Las empresas de transporte de pasajeros del interior del país advirtieron que podrían aplicar restricciones en los servicios de colectivos a partir de la próxima semana si no se resuelven los problemas financieros que afectan a la actividad. La preocupación crece por los atrasos en el envío de fondos y compensaciones, una situación que, según sostienen, compromete el funcionamiento normal del sistema.
El planteo surge en medio de un contexto marcado por el aumento de los costos operativos, las dificultades para sostener la estructura de las empresas y la falta de recursos para afrontar compromisos económicos clave. Desde el sector señalaron que la situación se volvió cada vez más compleja durante los últimos meses y que muchas compañías atraviesan serias dificultades para mantener el nivel habitual de prestaciones.
Entre los principales factores que explican la crisis aparecen las subas registradas en combustibles, repuestos, mantenimiento y otros insumos indispensables para el funcionamiento diario de las unidades. A esto se suman tarifas que, según afirman las empresas, no alcanzan para cubrir los costos reales de operación.
La situación también impacta en la renovación de las flotas. Ante la imposibilidad de realizar inversiones, numerosas compañías debieron extender la vida útil de los vehículos, una medida que repercute directamente en la calidad del servicio y en las condiciones generales de operación.

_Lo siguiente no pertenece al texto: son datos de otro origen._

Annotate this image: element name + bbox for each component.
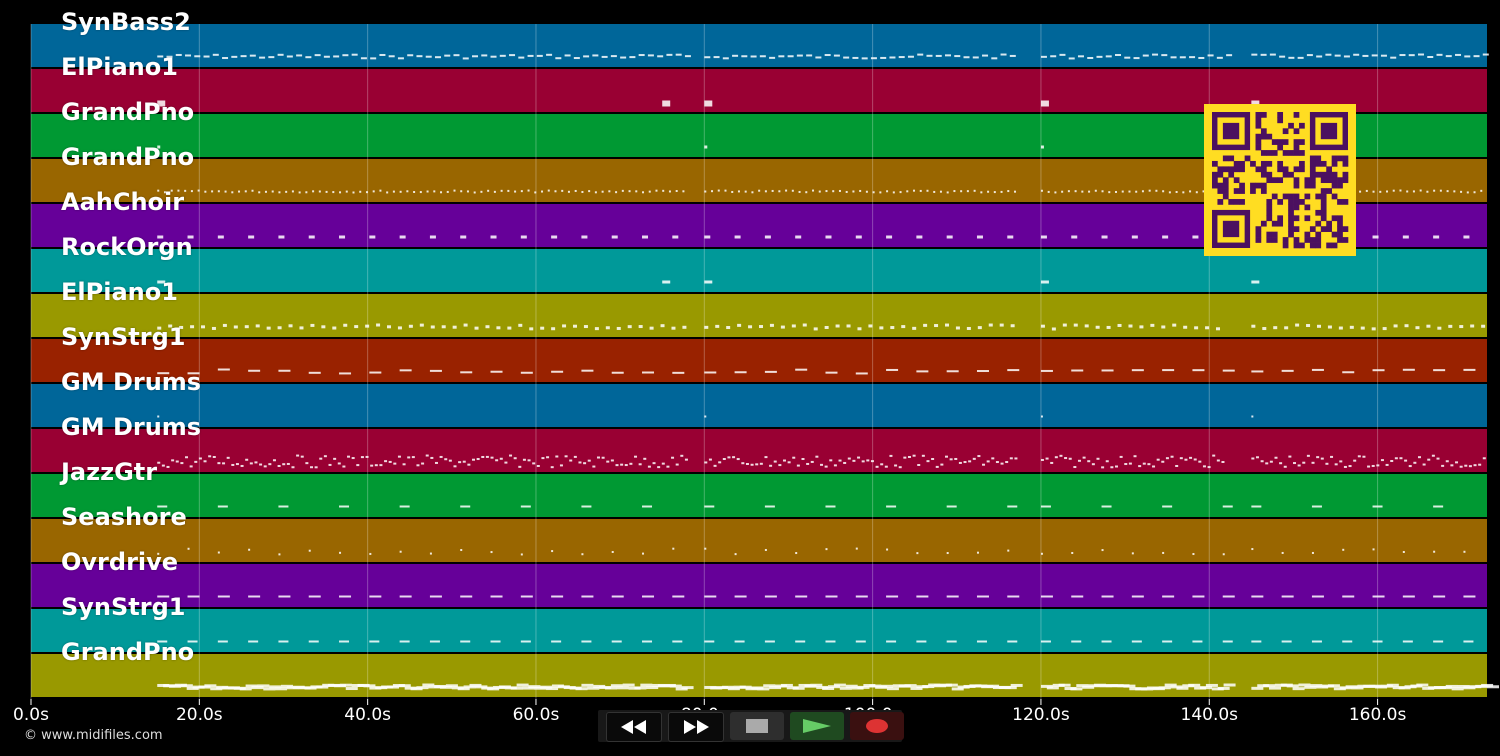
- track-lane: [31, 384, 1487, 427]
- playback-controls: [598, 710, 904, 742]
- track-lane: [31, 294, 1487, 337]
- track-label: GrandPno: [61, 98, 195, 126]
- track-label: ElPiano1: [61, 278, 178, 306]
- record-icon: [866, 719, 888, 733]
- track-label: SynStrg1: [61, 593, 186, 621]
- time-tick-label: 60.0s: [512, 705, 560, 725]
- copyright-credit: © www.midifiles.com: [24, 728, 163, 743]
- track-lane: [31, 24, 1487, 67]
- rewind-button[interactable]: [606, 712, 662, 742]
- track-lane: [31, 609, 1487, 652]
- stop-button[interactable]: [730, 712, 784, 740]
- track-label: Seashore: [61, 503, 187, 531]
- note-marks: [157, 53, 1499, 691]
- track-label: AahChoir: [61, 188, 185, 216]
- track-lane: [31, 654, 1487, 697]
- track-lane: [31, 339, 1487, 382]
- time-tick-label: 140.0s: [1180, 705, 1239, 725]
- fast-forward-button[interactable]: [668, 712, 724, 742]
- track-lane: [31, 249, 1487, 292]
- track-label: GrandPno: [61, 638, 195, 666]
- track-label: SynStrg1: [61, 323, 186, 351]
- record-button[interactable]: [850, 712, 904, 740]
- track-label: JazzGtr: [61, 458, 158, 486]
- track-label: SynBass2: [61, 8, 191, 36]
- play-button[interactable]: [790, 712, 844, 740]
- track-label: ElPiano1: [61, 53, 178, 81]
- track-label: RockOrgn: [61, 233, 193, 261]
- rewind-icon: [621, 720, 646, 734]
- time-tick-label: 160.0s: [1348, 705, 1407, 725]
- time-tick-label: 120.0s: [1012, 705, 1070, 725]
- play-icon: [803, 719, 831, 733]
- time-tick-label: 20.0s: [175, 705, 223, 725]
- time-tick-label: 0.0s: [13, 705, 49, 725]
- track-label: GM Drums: [61, 413, 202, 441]
- track-label: Ovrdrive: [61, 548, 179, 576]
- track-lane: [31, 564, 1487, 607]
- track-lane: [31, 474, 1487, 517]
- stop-icon: [746, 719, 768, 733]
- time-tick-label: 40.0s: [344, 705, 391, 725]
- track-lane: [31, 429, 1487, 472]
- track-label: GM Drums: [61, 368, 202, 396]
- track-lane: [31, 519, 1487, 562]
- track-label: GrandPno: [61, 143, 195, 171]
- fast-forward-icon: [684, 720, 709, 734]
- qr-code: [1204, 104, 1356, 256]
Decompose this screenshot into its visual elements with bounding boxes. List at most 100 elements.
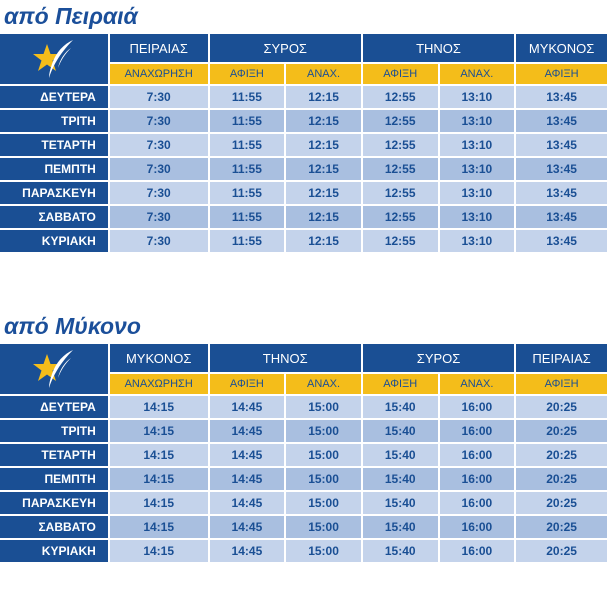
day-label: ΚΥΡΙΑΚΗ [0, 230, 108, 252]
time-cell: 11:55 [209, 206, 285, 228]
time-cell: 13:45 [516, 110, 607, 132]
time-cell: 12:15 [286, 158, 361, 180]
time-cell: 13:10 [439, 230, 515, 252]
time-cell: 14:45 [209, 396, 285, 418]
time-cell: 15:40 [362, 516, 438, 538]
day-label: ΤΕΤΑΡΤΗ [0, 444, 108, 466]
port-header: ΠΕΙΡΑΙΑΣ [516, 344, 607, 372]
time-cell: 7:30 [109, 110, 208, 132]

Otro punto de preocupación está vinculado a las obligaciones laborales. Las empresas reconocen dificultades para afrontar el pago del medio aguinaldo correspondiente a junio y algunas analizan alternativas para cumplir con ese compromiso de manera parcial o escalonada. El escenario se produce además en medio de negociaciones salariales que mantienen en tensión al sector.
Las compañías sostienen que parte del problema está relacionado con las demoras en la transferencia de recursos destinados a financiar descuentos para distintos grupos de usuarios. Estos beneficios alcanzan a jubilados, estudiantes, beneficiarios de programas sociales y otros sectores que acceden a tarifas reducidas mediante el sistema SUBE.
Según explican, cuando esos fondos no llegan en tiempo y forma, las empresas deben asumir con recursos propios el costo de políticas públicas definidas por el Estado, lo que profundiza aún más los desequilibrios económicos.
Desde el sector también remarcan que la crisis del transporte urbano y suburbano del interior viene acumulando consecuencias desde hace varios años. Entre ellas mencionan la pérdida de miles de puestos de trabajo vinculados a la actividad y la creciente dificultad para sostener la prestación en distintas ciudades del país.
Frente a este panorama, las empresas reclamaron una respuesta urgente que permita garantizar la continuidad del servicio y evitar medidas que afecten a los usuarios. La advertencia apunta a que, si no aparecen soluciones en los próximos días, podrían registrarse reducciones de frecuencias o cancelaciones de recorridos en distintas jurisdicciones.
La posibilidad de restricciones genera preocupación entre millones de pasajeros que utilizan diariamente el transporte público para trasladarse a sus lugares de trabajo, estudio o realizar trámites y actividades cotidianas. Mientras continúan las gestiones para destrabar el conflicto, el sector espera definiciones que permitan evitar nuevas complicaciones en un servicio considerado esencial.